In a new study, researchers found a plant-rich diet may help prevent gastrointestinal (GI) infection from a pathogen such as the one currently under investigation for a widespread E. coli outbreak tied to romaine lettuce.

The research was conducted by a team at UT Southwestern.

A strain of E. coli known as EHEC, which causes debilitating and potentially deadly inflammation in the colon with symptoms such as bloody diarrhea and vomiting, is implicated in several foodborne outbreaks worldwide each year.

There has been a lot of hearsay about whether a plant-based diet is better for intestinal health than a typical Western diet, which is higher in oils and protein but relatively low in fruits and vegetables.

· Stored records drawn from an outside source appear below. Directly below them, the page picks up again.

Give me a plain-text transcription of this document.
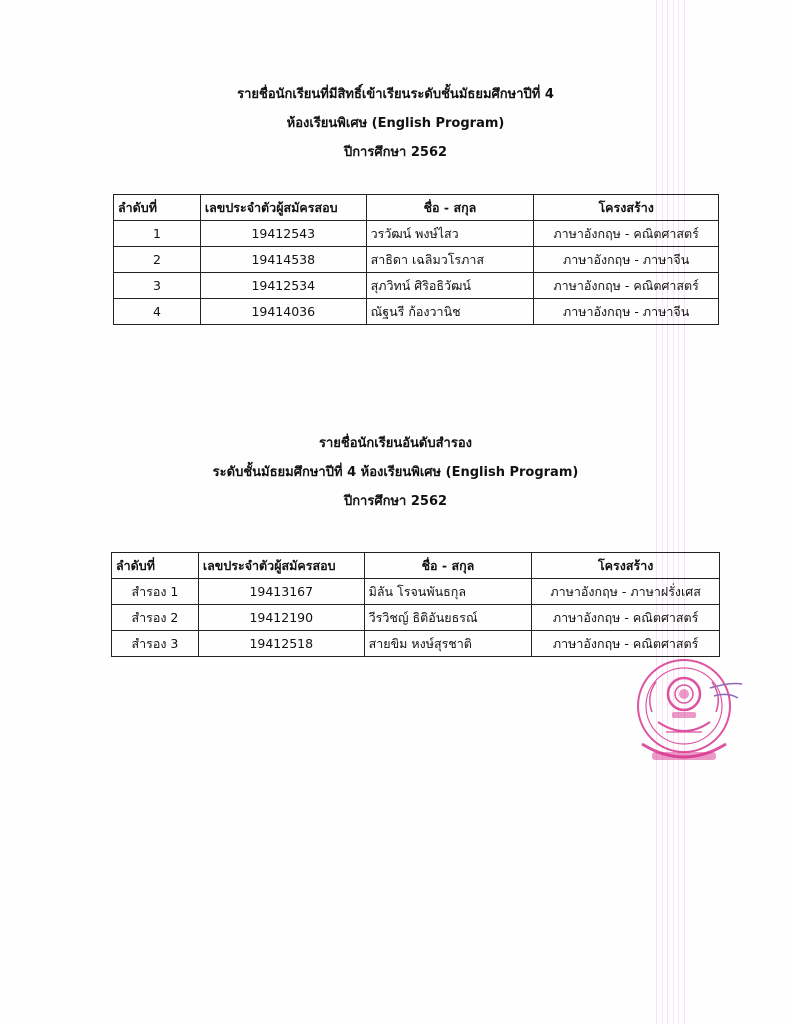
รายชื่อนักเรียนที่มีสิทธิ์เข้าเรียนระดับชั้นมัธยมศึกษาปีที่ 4
ห้องเรียนพิเศษ (English Program)
ปีการศึกษา 2562
ลำดับที่	เลขประจำตัวผู้สมัครสอบ	ชื่อ - สกุล	โครงสร้าง
1	19412543	วรวัฒน์ พงษ์ไสว	ภาษาอังกฤษ - คณิตศาสตร์
2	19414538	สาธิดา เฉลิมวโรภาส	ภาษาอังกฤษ - ภาษาจีน
3	19412534	สุภวิทน์ ศิริอธิวัฒน์	ภาษาอังกฤษ - คณิตศาสตร์
4	19414036	ณัฐนรี ก้องวานิช	ภาษาอังกฤษ - ภาษาจีน
รายชื่อนักเรียนอันดับสำรอง
ระดับชั้นมัธยมศึกษาปีที่ 4 ห้องเรียนพิเศษ (English Program)
ปีการศึกษา 2562
ลำดับที่	เลขประจำตัวผู้สมัครสอบ	ชื่อ - สกุล	โครงสร้าง
สำรอง 1	19413167	มิลัน โรจนพันธกุล	ภาษาอังกฤษ - ภาษาฝรั่งเศส
สำรอง 2	19412190	วีรวิชญ์ ธิติอันยธรณ์	ภาษาอังกฤษ - คณิตศาสตร์
สำรอง 3	19412518	สายขิม หงษ์สุรชาติ	ภาษาอังกฤษ - คณิตศาสตร์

Plant-rich diets are high in pectin, a gel-like substance found in many fruits and vegetables.

Pectin is digested by the gut microbiota into galacturonic acid, which we find can inhibit the virulence of EHEC.

According to the team, intestinal pathogens like EHEC sense the complex chemistry inside the GI tract to compete with the gut’s resident microbiota to establish a foothold.

Over centuries, the pathogens have developed different strategies to compete against the so-called good, or commensal, microbes that normally line the gut.

Those commensals include harmless strains of E. coli living in the colons of humans and other mammals, where they help the host’s normal digestion process.

The word commensal means “eating at the same table” and that is what the symbiotic bacteria that make up the gut’s microbiota do.

The commensals that line the gut present a significant barrier to intestinal pathogens. EHEC and similar gram-negative bugs overcome that barrier by deploying a secretion system called T3SS.

In the study, the team found that the good E. coli and the pathogenic ones like EHEC use different sugars as nutrients.

They also found that dietary pectin protects against the pathway the pathogenic EHEC uses to become more virulent.

The team says that a pectin level of 5 percent appears to prevent the pathogen from activating its virulence repertoire.

She stresses that the research is one step in a journey to define the molecular mechanisms that govern how the commensal species in the gut impact the virulence of intestinal pathogens.

One author of the study is Vanessa Sperandio, Ph.D., professor of microbiology and biochemistry at UT Southwestern.

The study is published in Nature Microbiology.